President Emmerson Mnangagwa on Wednesday blamed the economic woes on saboteurs and threatened that his government would come down hard on businesses that were allegedly manipulating the currency.

Parallel market

Businesses are already rejecting the local currency, preferring the US dollar because of its stability.

The Zimbabwe dollar has been losing value rapidly on the parallel market and by Wednesday $1 was fetching ZW$90.

This has put pressure on the government to pay its workers in foreign currency as health workers downed their tools a week ago despite a 50 per cent salary review.

“The rejection of the local currency and rising inflation is a vote of no confidence on government policies by the economy,” said Peter Mutasa, the Zimbabwe Congress of Trade Unions president. The union has threatened to roll out mass protests over the country’s deteriorating economic situation.

Christopher Mugaga, the Zimbabwe National Chamber of Commerce chief executive, said the move to pay part of the civil servants’ wages in foreign currency was ill-advised.

“They have actually created a crisis of expectations, which is disastrous,” Mr Mugaga said. “What will they do after three months?

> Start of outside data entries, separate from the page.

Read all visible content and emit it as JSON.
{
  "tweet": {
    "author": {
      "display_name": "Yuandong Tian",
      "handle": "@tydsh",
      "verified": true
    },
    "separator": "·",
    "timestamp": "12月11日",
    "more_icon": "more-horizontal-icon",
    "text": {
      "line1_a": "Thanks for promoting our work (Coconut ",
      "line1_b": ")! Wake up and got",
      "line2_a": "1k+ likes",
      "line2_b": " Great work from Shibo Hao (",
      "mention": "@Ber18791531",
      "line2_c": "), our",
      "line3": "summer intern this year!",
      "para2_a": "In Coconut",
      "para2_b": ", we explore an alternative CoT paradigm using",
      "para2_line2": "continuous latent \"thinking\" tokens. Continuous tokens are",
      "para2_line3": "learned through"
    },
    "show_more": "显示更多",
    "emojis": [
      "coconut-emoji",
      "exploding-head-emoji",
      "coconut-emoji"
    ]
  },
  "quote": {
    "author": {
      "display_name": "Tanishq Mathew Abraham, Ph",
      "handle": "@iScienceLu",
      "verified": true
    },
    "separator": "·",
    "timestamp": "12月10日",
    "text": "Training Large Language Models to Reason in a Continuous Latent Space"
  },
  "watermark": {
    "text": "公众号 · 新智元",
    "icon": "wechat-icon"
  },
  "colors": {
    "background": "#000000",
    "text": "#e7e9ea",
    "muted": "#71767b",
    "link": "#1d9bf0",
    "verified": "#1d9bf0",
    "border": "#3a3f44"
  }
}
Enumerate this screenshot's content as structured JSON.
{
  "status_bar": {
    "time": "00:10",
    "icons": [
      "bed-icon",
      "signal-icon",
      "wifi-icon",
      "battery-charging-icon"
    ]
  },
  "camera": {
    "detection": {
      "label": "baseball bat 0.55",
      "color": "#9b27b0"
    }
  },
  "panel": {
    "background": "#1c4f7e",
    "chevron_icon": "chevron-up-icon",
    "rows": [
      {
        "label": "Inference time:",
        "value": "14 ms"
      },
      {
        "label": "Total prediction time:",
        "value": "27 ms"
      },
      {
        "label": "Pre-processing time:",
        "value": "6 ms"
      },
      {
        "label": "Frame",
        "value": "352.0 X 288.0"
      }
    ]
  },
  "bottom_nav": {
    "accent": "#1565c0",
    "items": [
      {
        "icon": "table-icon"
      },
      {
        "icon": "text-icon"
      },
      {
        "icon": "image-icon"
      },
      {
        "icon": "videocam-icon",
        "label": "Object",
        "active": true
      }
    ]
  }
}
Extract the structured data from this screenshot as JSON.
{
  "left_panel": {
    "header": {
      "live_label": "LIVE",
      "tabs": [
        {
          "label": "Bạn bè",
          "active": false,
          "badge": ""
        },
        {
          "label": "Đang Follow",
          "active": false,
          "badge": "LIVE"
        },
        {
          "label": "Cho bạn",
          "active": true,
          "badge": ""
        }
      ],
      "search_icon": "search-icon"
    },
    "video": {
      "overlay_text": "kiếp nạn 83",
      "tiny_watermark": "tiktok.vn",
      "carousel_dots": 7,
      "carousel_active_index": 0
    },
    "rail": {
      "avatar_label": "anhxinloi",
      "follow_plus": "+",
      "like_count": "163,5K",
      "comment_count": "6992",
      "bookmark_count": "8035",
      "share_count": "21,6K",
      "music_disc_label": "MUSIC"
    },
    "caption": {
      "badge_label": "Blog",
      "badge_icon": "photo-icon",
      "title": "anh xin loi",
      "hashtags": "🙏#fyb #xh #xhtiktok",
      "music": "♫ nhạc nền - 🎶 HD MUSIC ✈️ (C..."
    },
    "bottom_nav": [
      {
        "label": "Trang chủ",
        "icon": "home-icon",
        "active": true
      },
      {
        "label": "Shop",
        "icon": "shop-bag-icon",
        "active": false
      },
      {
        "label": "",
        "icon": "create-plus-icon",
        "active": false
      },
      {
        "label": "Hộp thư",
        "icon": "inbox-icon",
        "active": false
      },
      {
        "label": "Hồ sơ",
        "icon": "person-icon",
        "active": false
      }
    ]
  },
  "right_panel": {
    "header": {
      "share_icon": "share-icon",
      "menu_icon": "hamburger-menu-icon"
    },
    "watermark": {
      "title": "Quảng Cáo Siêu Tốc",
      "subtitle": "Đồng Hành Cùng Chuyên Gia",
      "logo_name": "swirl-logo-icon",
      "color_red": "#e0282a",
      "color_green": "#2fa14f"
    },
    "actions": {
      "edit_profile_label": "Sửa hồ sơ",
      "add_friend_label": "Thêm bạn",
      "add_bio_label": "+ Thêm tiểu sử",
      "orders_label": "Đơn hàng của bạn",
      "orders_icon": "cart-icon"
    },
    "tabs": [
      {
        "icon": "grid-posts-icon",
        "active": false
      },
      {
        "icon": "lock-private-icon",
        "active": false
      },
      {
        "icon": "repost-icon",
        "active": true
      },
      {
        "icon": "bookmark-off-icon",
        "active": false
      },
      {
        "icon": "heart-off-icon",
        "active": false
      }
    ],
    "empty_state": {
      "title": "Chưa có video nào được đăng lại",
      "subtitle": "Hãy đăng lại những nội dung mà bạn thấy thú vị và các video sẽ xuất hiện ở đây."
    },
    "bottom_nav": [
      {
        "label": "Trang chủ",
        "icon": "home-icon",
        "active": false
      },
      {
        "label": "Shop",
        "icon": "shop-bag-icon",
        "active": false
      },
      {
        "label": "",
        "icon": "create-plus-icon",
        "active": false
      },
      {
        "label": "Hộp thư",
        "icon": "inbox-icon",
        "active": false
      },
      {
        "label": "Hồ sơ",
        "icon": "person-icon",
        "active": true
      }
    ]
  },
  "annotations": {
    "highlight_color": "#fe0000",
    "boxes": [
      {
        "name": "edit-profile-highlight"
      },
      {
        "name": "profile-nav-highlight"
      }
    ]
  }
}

By so doing, they have also expedited the re-dollarisation of the economy.”

Former finance minister Tendai Biti said the measures set by the Reserve Bank of Zimbabwe to stop the collapse of the local dollar were futile as the economic environment did not allow for a stable currency.

“It’s shifting the deck when the Titanic is sinking,” said Mr Biti, who was the treasury chief when Zimbabwe transitioned into dollarisation in 2009 due to record hyper-inflation.

The former minister, who is now vice president of the country’s main opposition party MDC Alliance, was credited with helping stabilise the economy during his tenure.

Mr Biti said Zimbabwe’s economy has gone off the rails under President Mnangagwa’s leadership, and that the currency collapse was a symptom of bigger problems.

“These measures are actually making the parallel market rate go on fire,” he said, referring to the measures by the Reserve Bank of Zimbabwe to stabilise the local dollar.

“On May 15, the black market rate was $1 to ZW$40, today, in early June, the rate is $1 to ZW$85.

‘‘So it has grown by more than 100 per cent in less than three weeks,” Mr Biti added.

“Some of the things that have exacerbated this have been the measures taken by the Reserve Bank, in particular the restrictions on electronic transfers, mobile money and the restriction of real time gross settlement transactions.”

Mr Biti said ordinary people have lost confidence in the local currency.

“There is a problem of foreign currency here because the government has stopped using it,” he said. “You can’t force that currency again on people.”

John Robertson, a Harare-based economist, said the foreign currency auction system was likely to accelerate the collapse of the local currency.

“With the auction setting the rate, that rate will move from 25 to some other number that could move every week,” Mr Robertson said.